Breitweiser: Der hauptsächliche Unterschied liegt in der Dimension der Entscheidungen. Als Bezirkshauptfrau steht man an der Front und muss umsetzen, was im besten Fall klar vorgegeben ist.
Wie kann man sich die Arbeit an der Spitze des Krisenmanagements vorstellen? Herrscht dort eher die Ruhe im Auge des Orkans, oder bläst der Wind noch rauer als sonst wo?
Das Managen einer Krise verlangt Ruhe, Ruhe und nochmals Ruhe. Diese zu bewahren gelingt natürlich nicht immer. Entscheidend ist, dass man sich niemals vom Sturm mitreißen lässt und sich immer wieder ganz schnell und konsequent auf die verantwortungsvolle Aufgabe konzentriert. Wir arbeiten hervorragend zusammen. Wenn jemand kurzzeitig versucht ist, die „Nerven wegzuwerfen“, unterstützen wir uns gegenseitig.
Kann man nach 12 Monaten Krisenmanagement in der Landesverwaltung inzwischen irgendwie von Routine reden, oder zwingt einem Corona weiterhin von Tag zu Tag seine eigene Agenda auf?
Von Routine sind wir leider weit entfernt. Mutationen, Dauertestungen, neue Testverfahren, Impfungen etc. sorgen dafür, dass wir beinahe täglich eine neue „Überraschung“ erleben, die uns massiv fordert und den Tagesablauf bestimmt.
Die Krisenstabsarbeit hat die Linienarbeit in der Landesverwaltung streckenweise zum Erliegen gebracht. Wie schaut es jetzt mit den Ressourcen aus?
Tatsächlich ist es weiterhin so, dass wir jede Kollegin und jeden Kollegen brauchen. Ich sehe es als wunderbares und den Oö. Landesdienst besonders auszeichnendes Zeichen der Solidarität, dass wir zusammenhelfen, obwohl wir alle viel Arbeit in der Linie hätten/haben.
Krisenmanagement läuft auf vielen Ebenen. Die einen preisen den Föderalismus als in der Krise besonders effektiv, andere machen ihn für alles verantwortlich, was zu lange, zu kompliziert und unübersichtlich ist. Sehen Sie in Sachen Kompetenzverteilung Verbesserungsbedarf?
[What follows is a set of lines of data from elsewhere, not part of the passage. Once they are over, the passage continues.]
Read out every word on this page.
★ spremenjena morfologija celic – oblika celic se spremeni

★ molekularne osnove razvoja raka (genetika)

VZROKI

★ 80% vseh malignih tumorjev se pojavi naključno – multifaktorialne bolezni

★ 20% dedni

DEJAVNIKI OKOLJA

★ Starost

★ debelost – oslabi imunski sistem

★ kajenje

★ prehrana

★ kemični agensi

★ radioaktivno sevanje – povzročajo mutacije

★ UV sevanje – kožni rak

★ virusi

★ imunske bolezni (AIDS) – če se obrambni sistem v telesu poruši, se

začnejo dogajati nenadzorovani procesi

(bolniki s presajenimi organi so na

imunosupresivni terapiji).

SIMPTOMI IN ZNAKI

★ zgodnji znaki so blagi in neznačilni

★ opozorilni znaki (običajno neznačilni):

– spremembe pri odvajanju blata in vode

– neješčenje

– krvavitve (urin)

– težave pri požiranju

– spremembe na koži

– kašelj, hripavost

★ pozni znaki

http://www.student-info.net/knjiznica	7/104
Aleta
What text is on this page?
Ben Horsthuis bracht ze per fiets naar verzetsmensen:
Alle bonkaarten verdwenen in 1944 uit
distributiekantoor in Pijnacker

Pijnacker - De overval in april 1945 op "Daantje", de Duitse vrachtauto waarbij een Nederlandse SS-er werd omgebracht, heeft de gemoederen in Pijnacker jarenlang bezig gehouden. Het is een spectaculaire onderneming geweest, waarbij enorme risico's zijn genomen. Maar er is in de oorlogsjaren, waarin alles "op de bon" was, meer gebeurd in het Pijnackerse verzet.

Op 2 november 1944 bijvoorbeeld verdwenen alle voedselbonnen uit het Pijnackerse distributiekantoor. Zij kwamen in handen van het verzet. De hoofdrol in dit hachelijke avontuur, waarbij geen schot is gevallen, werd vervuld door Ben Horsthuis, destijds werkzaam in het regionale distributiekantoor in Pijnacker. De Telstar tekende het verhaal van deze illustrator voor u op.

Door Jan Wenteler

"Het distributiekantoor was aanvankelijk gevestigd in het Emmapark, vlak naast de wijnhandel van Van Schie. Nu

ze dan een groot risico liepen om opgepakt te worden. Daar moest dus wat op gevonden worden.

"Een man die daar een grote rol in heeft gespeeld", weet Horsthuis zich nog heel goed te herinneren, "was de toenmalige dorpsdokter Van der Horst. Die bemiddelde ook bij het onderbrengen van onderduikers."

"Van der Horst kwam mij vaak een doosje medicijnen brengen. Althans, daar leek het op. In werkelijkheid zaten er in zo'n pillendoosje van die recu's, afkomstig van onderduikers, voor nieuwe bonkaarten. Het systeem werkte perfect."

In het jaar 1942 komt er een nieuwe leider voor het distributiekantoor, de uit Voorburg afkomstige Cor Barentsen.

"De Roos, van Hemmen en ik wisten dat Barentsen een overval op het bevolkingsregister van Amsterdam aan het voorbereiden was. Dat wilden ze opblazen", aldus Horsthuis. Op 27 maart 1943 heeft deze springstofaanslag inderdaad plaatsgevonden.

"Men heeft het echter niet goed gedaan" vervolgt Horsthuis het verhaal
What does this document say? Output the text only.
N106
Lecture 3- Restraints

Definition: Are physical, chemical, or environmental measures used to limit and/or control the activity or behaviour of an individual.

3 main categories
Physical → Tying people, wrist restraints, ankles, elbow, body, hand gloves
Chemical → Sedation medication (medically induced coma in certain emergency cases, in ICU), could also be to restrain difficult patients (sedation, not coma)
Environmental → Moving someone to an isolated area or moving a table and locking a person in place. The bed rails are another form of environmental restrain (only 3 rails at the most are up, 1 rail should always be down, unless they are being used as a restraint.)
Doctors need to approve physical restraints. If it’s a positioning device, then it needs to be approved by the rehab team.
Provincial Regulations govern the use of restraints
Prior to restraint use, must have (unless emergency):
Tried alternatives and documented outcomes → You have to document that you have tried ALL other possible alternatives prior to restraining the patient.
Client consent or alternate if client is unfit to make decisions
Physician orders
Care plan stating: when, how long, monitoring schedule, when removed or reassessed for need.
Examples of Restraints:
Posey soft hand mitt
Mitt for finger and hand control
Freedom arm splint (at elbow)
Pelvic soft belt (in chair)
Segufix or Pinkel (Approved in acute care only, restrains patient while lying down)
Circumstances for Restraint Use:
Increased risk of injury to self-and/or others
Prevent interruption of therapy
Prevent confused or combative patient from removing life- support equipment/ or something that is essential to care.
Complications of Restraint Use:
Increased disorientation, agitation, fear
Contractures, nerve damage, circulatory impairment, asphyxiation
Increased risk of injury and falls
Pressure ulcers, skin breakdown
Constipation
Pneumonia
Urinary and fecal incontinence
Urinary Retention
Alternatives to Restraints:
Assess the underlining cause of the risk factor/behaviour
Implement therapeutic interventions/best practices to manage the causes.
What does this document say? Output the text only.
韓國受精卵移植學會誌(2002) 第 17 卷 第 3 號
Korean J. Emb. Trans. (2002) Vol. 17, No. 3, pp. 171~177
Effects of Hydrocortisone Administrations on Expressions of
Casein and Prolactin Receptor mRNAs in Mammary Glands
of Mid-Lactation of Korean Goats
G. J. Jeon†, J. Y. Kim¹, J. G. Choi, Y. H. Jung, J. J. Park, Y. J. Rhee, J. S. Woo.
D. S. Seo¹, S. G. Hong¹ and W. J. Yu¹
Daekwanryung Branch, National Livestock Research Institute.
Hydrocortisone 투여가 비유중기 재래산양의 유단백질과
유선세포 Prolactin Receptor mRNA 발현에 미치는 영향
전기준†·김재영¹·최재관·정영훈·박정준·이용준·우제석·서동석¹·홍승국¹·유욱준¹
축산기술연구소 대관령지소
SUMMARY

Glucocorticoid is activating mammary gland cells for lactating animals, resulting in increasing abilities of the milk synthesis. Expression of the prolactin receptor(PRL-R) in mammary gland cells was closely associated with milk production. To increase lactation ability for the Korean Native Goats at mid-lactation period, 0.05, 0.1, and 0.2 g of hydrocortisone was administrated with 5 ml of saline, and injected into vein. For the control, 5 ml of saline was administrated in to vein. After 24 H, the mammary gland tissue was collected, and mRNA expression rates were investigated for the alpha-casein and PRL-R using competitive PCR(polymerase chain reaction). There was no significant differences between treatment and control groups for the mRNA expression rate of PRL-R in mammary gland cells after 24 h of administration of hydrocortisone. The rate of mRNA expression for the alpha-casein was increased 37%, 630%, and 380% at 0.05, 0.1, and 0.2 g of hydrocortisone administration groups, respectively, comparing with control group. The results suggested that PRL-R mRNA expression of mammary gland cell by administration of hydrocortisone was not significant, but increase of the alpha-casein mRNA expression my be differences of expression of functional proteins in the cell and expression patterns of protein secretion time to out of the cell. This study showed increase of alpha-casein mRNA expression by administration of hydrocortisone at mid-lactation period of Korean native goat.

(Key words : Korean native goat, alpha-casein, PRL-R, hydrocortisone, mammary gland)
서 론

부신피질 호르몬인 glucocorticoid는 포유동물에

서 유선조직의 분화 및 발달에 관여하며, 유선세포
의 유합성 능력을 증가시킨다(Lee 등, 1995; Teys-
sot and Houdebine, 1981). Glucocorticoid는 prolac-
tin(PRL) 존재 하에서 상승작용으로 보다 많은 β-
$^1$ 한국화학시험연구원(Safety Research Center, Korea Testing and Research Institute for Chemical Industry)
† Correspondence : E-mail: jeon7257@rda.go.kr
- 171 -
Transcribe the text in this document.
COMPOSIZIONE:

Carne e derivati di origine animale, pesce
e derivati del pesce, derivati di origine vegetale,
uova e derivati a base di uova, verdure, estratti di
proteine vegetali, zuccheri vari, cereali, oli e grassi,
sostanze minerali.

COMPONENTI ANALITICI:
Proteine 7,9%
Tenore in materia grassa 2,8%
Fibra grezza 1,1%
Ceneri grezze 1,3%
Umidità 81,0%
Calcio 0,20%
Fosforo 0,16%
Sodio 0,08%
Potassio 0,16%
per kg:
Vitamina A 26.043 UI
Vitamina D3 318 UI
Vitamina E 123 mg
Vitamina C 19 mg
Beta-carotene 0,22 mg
Ich bin überzeugt, dass sich der Föderalismus und insbesondere auch die Bezirkshauptmannschaften in der Krise bewährt haben. Das zuständige Bundesministerium kann ja Vorgaben machen, die österreichweit einheitlich gelten, soweit sie nur nachvollziehbar und klar genug sind. Sind sie das nicht, müssen sie interpretiert werden und hier kann es zu Unterschieden kommen. Das hat mit dem Föderalismus nichts zu tun.
Der Großteil Österreichs wartet auf die Impfung. Wann sind wir Landesbedienstete dran?
Wenn Landesbedienstete nicht aus anderen Gründen früher geimpft werden, werden sie mit allen anderen Oberösterreicherinnen und Oberösterreichern geimpft, sobald genügend Impfstoff vorhanden ist.
Wo planen Sie heuer Ihren Sommerurlaub?
Sollte im Sommer ein Urlaub möglich sein, werden wir Verwandte in Südtirol besuchen und ansonsten aus heutiger Sicht in Österreich bleiben.